First Nation and British Columbia to share gold mine tax revenue
The government of the Canadian province of British Columbia and the Nisga’a Nation signed an agreement today that ensures that the latter receives a share of the mineral tax revenue collected from the Brucejack Gold Mine.
The project, owned and operated by Pretium Resources (NYSE:PVG), is an underground mine that has been operational since April 2017. It is located 65 kilometres north of the town of Stewart on a land package of more than 122,000 hectares. Back in March, the mine reached record production of 32,910 ounces, while overall output for the first quarter of 2018 was 75,689 ounces.
Based on these results, the B.C. government believes that the revenue-sharing agreement has the potential to generate more than $8 million annually for the Nisga’a Nation.
The Indigenous group has also in place a cooperation and benefits agreement with Pretium. The deal, which dates back to 2015, sets the rules for collaboration in issues regarding permitting processes. It also states that the Nisga’a Nation should receive financial and other benefits as project milestones are reached.
Within the terms of that initial agreement, the Vancouver-based miner also committed to providing education and training for Nisga’a citizens, setting employment targets and ensuring Nisga’a businesses have access to contracting opportunities.

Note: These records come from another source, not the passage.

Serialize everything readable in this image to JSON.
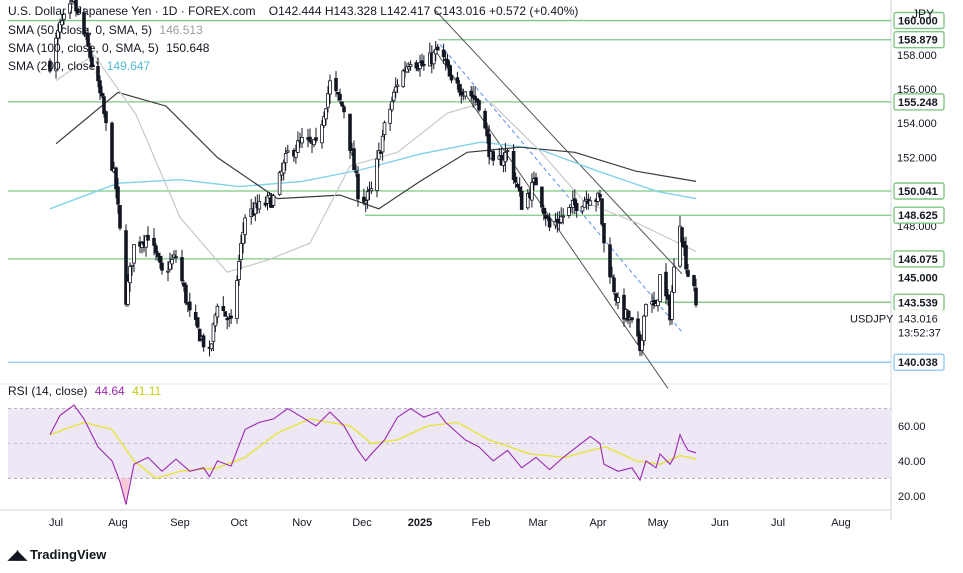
{
  "header": {
    "symbol_title": "U.S. Dollar / Japanese Yen · 1D · FOREX.com",
    "ohlc": "O142.444  H143.328  L142.417  C143.016  +0.572 (+0.40%)",
    "currency_button": "JPY"
  },
  "legend": {
    "sma50_label": "SMA (50, close, 0, SMA, 5)",
    "sma50_value": "146.513",
    "sma100_label": "SMA (100, close, 0, SMA, 5)",
    "sma100_value": "150.648",
    "sma200_label": "SMA (200, close)",
    "sma200_value": "149.647",
    "rsi_label": "RSI (14, close)",
    "rsi_value": "44.64",
    "rsi_ma_value": "41.11"
  },
  "brand": "TradingView",
  "colors": {
    "up_candle": "#131722",
    "down_candle": "#131722",
    "sma50": "#c8c8c8",
    "sma100": "#3a3a3a",
    "sma200": "#7fd3e8",
    "level_line": "#81c784",
    "support_line": "#90caf9",
    "channel": "#555555",
    "rsi_line": "#9c27b0",
    "rsi_ma": "#e6e62e",
    "rsi_band": "#ede7f6"
  },
  "chart_data": {
    "type": "candlestick",
    "x_ticks": [
      "Jul",
      "Aug",
      "Sep",
      "Oct",
      "Nov",
      "Dec",
      "2025",
      "Feb",
      "Mar",
      "Apr",
      "May",
      "Jun",
      "Jul",
      "Aug"
    ],
    "y_ticks": [
      "158.000",
      "156.000",
      "154.000",
      "152.000",
      "150.000",
      "148.000",
      "146.000"
    ],
    "ylim": [
      139.0,
      161.2
    ],
    "level_labels": [
      "160.000",
      "158.879",
      "155.248",
      "150.041",
      "148.625",
      "146.075",
      "145.000",
      "143.539",
      "143.016",
      "140.038"
    ],
    "levels": [
      160.0,
      158.879,
      155.248,
      150.041,
      148.625,
      146.075,
      143.539,
      140.038
    ],
    "last_price": 143.016,
    "last_price_label": "143.016",
    "last_price_symbol": "USDJPY",
    "countdown": "13:52:37",
    "close_path": [
      [
        "Jun 28",
        157.5
      ],
      [
        "Jul 3",
        159.6
      ],
      [
        "Jul 10",
        161.0
      ],
      [
        "Jul 17",
        158.4
      ],
      [
        "Jul 24",
        155.2
      ],
      [
        "Jul 31",
        150.2
      ],
      [
        "Aug 5",
        143.8
      ],
      [
        "Aug 9",
        146.8
      ],
      [
        "Aug 16",
        147.5
      ],
      [
        "Aug 23",
        145.2
      ],
      [
        "Aug 30",
        146.2
      ],
      [
        "Sep 6",
        142.8
      ],
      [
        "Sep 13",
        141.2
      ],
      [
        "Sep 16",
        140.4
      ],
      [
        "Sep 20",
        143.6
      ],
      [
        "Sep 27",
        142.2
      ],
      [
        "Oct 4",
        148.6
      ],
      [
        "Oct 11",
        149.1
      ],
      [
        "Oct 18",
        149.6
      ],
      [
        "Oct 25",
        152.2
      ],
      [
        "Nov 1",
        152.9
      ],
      [
        "Nov 8",
        152.6
      ],
      [
        "Nov 15",
        156.3
      ],
      [
        "Nov 22",
        154.8
      ],
      [
        "Nov 29",
        150.0
      ],
      [
        "Dec 3",
        149.5
      ],
      [
        "Dec 6",
        150.0
      ],
      [
        "Dec 13",
        153.7
      ],
      [
        "Dec 20",
        156.4
      ],
      [
        "Dec 27",
        157.8
      ],
      [
        "Jan 3",
        157.3
      ],
      [
        "Jan 10",
        158.2
      ],
      [
        "Jan 14",
        157.5
      ],
      [
        "Jan 17",
        156.2
      ],
      [
        "Jan 24",
        156.0
      ],
      [
        "Jan 31",
        155.2
      ],
      [
        "Feb 7",
        151.4
      ],
      [
        "Feb 14",
        152.3
      ],
      [
        "Feb 21",
        149.3
      ],
      [
        "Feb 28",
        150.6
      ],
      [
        "Mar 7",
        147.9
      ],
      [
        "Mar 14",
        148.6
      ],
      [
        "Mar 21",
        149.3
      ],
      [
        "Mar 28",
        149.8
      ],
      [
        "Apr 2",
        149.5
      ],
      [
        "Apr 4",
        146.9
      ],
      [
        "Apr 11",
        143.4
      ],
      [
        "Apr 18",
        142.2
      ],
      [
        "Apr 22",
        140.8
      ],
      [
        "Apr 25",
        143.7
      ],
      [
        "Apr 30",
        143.1
      ],
      [
        "May 2",
        145.0
      ],
      [
        "May 7",
        142.9
      ],
      [
        "May 9",
        145.4
      ],
      [
        "May 12",
        148.4
      ],
      [
        "May 14",
        146.6
      ],
      [
        "May 16",
        145.2
      ],
      [
        "May 19",
        144.7
      ],
      [
        "May 20",
        143.0
      ]
    ],
    "sma50": [
      [
        "Jul 1",
        156.5
      ],
      [
        "Jul 20",
        158.0
      ],
      [
        "Aug 10",
        154.5
      ],
      [
        "Sep 1",
        148.5
      ],
      [
        "Sep 25",
        145.3
      ],
      [
        "Oct 15",
        146.0
      ],
      [
        "Nov 5",
        147.0
      ],
      [
        "Nov 25",
        151.5
      ],
      [
        "Dec 20",
        152.3
      ],
      [
        "Jan 15",
        154.6
      ],
      [
        "Feb 5",
        155.3
      ],
      [
        "Mar 1",
        152.5
      ],
      [
        "Mar 25",
        149.4
      ],
      [
        "Apr 20",
        148.2
      ],
      [
        "May 20",
        146.5
      ]
    ],
    "sma100": [
      [
        "Jul 1",
        152.8
      ],
      [
        "Aug 1",
        155.8
      ],
      [
        "Aug 25",
        155.0
      ],
      [
        "Sep 20",
        152.0
      ],
      [
        "Oct 20",
        149.6
      ],
      [
        "Nov 20",
        149.8
      ],
      [
        "Dec 10",
        149.0
      ],
      [
        "Jan 1",
        150.6
      ],
      [
        "Jan 25",
        152.3
      ],
      [
        "Feb 20",
        152.6
      ],
      [
        "Mar 20",
        152.3
      ],
      [
        "Apr 20",
        151.2
      ],
      [
        "May 20",
        150.6
      ]
    ],
    "sma200": [
      [
        "Jun 28",
        149.0
      ],
      [
        "Aug 1",
        150.5
      ],
      [
        "Sep 1",
        150.7
      ],
      [
        "Oct 1",
        150.3
      ],
      [
        "Nov 1",
        150.6
      ],
      [
        "Dec 1",
        151.3
      ],
      [
        "Jan 1",
        152.2
      ],
      [
        "Feb 1",
        152.9
      ],
      [
        "Mar 1",
        152.5
      ],
      [
        "Apr 1",
        151.2
      ],
      [
        "May 1",
        150.0
      ],
      [
        "May 20",
        149.6
      ]
    ],
    "rsi": {
      "ylim": [
        13,
        80
      ],
      "y_ticks": [
        "60.00",
        "40.00",
        "20.00"
      ],
      "band": [
        30,
        70
      ],
      "mid": 50,
      "series": [
        [
          "Jun 28",
          55
        ],
        [
          "Jul 3",
          66
        ],
        [
          "Jul 10",
          72
        ],
        [
          "Jul 15",
          64
        ],
        [
          "Jul 22",
          48
        ],
        [
          "Jul 29",
          40
        ],
        [
          "Aug 2",
          28
        ],
        [
          "Aug 5",
          15
        ],
        [
          "Aug 9",
          38
        ],
        [
          "Aug 16",
          42
        ],
        [
          "Aug 23",
          34
        ],
        [
          "Aug 30",
          41
        ],
        [
          "Sep 6",
          34
        ],
        [
          "Sep 13",
          36
        ],
        [
          "Sep 16",
          31
        ],
        [
          "Sep 20",
          40
        ],
        [
          "Sep 27",
          37
        ],
        [
          "Oct 4",
          58
        ],
        [
          "Oct 11",
          62
        ],
        [
          "Oct 18",
          64
        ],
        [
          "Oct 25",
          70
        ],
        [
          "Nov 1",
          65
        ],
        [
          "Nov 8",
          60
        ],
        [
          "Nov 15",
          68
        ],
        [
          "Nov 22",
          60
        ],
        [
          "Nov 29",
          46
        ],
        [
          "Dec 3",
          40
        ],
        [
          "Dec 6",
          44
        ],
        [
          "Dec 13",
          52
        ],
        [
          "Dec 20",
          65
        ],
        [
          "Dec 27",
          70
        ],
        [
          "Jan 3",
          65
        ],
        [
          "Jan 10",
          68
        ],
        [
          "Jan 14",
          62
        ],
        [
          "Jan 20",
          56
        ],
        [
          "Jan 24",
          52
        ],
        [
          "Jan 31",
          48
        ],
        [
          "Feb 7",
          40
        ],
        [
          "Feb 14",
          46
        ],
        [
          "Feb 21",
          36
        ],
        [
          "Feb 28",
          42
        ],
        [
          "Mar 7",
          35
        ],
        [
          "Mar 14",
          42
        ],
        [
          "Mar 21",
          48
        ],
        [
          "Mar 28",
          54
        ],
        [
          "Apr 2",
          50
        ],
        [
          "Apr 4",
          38
        ],
        [
          "Apr 11",
          34
        ],
        [
          "Apr 18",
          36
        ],
        [
          "Apr 22",
          29
        ],
        [
          "Apr 25",
          40
        ],
        [
          "Apr 30",
          36
        ],
        [
          "May 2",
          44
        ],
        [
          "May 7",
          38
        ],
        [
          "May 9",
          42
        ],
        [
          "May 12",
          55
        ],
        [
          "May 14",
          50
        ],
        [
          "May 16",
          46
        ],
        [
          "May 20",
          44.6
        ]
      ],
      "ma": [
        [
          "Jun 28",
          55
        ],
        [
          "Jul 15",
          62
        ],
        [
          "Jul 29",
          58
        ],
        [
          "Aug 9",
          40
        ],
        [
          "Aug 20",
          30
        ],
        [
          "Sep 1",
          34
        ],
        [
          "Sep 20",
          36
        ],
        [
          "Oct 4",
          42
        ],
        [
          "Oct 20",
          56
        ],
        [
          "Nov 5",
          64
        ],
        [
          "Nov 25",
          60
        ],
        [
          "Dec 6",
          50
        ],
        [
          "Dec 20",
          52
        ],
        [
          "Jan 5",
          60
        ],
        [
          "Jan 20",
          62
        ],
        [
          "Feb 5",
          52
        ],
        [
          "Feb 25",
          44
        ],
        [
          "Mar 15",
          42
        ],
        [
          "Mar 28",
          46
        ],
        [
          "Apr 5",
          48
        ],
        [
          "Apr 20",
          40
        ],
        [
          "May 2",
          38
        ],
        [
          "May 12",
          43
        ],
        [
          "May 20",
          41.1
        ]
      ]
    }
  }
}
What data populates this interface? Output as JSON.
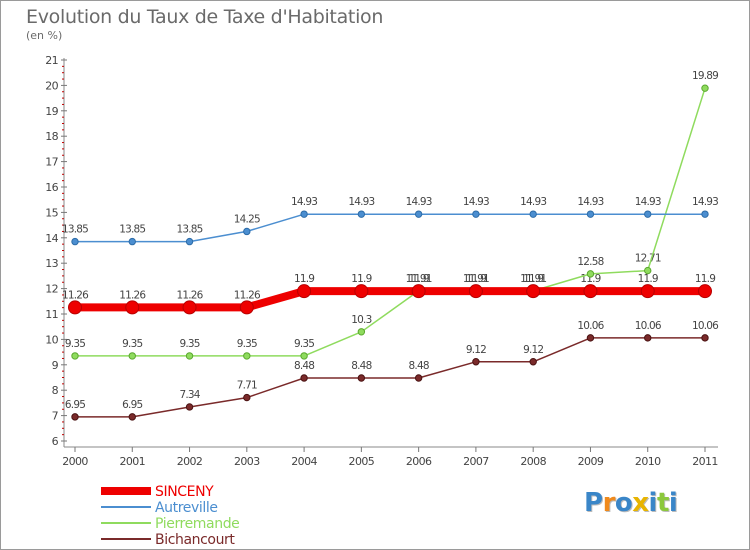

“Bringing prosperity and self-reliance to the Nisga’a Nation is the first priority of Nisga’a Lisims Government,” said Eva Clayton, President of Nisga’a Lisims Government, in a media statement. “We have developed a strong working relationship with Pretium Resources Inc., and look forward to our continued collaboration on the Brucejack Gold Mine. On this historic day, the 18th anniversary of the effective date of the Nisga’a Final Agreement, we are pleased to once again affirm the Nisga’a Nation’s government-to-government relationship with British Columbia,” she added.
In the same press release, Scott Fraser, B.C. Minister of Indigenous Relations and Reconciliation, said that the agreement is a proof of his office’s commitment to a new government-to-government relationship with First Nations that, in his view, should be based on the recognition of rights, including the right to share the wealth from natural resource projects in the province.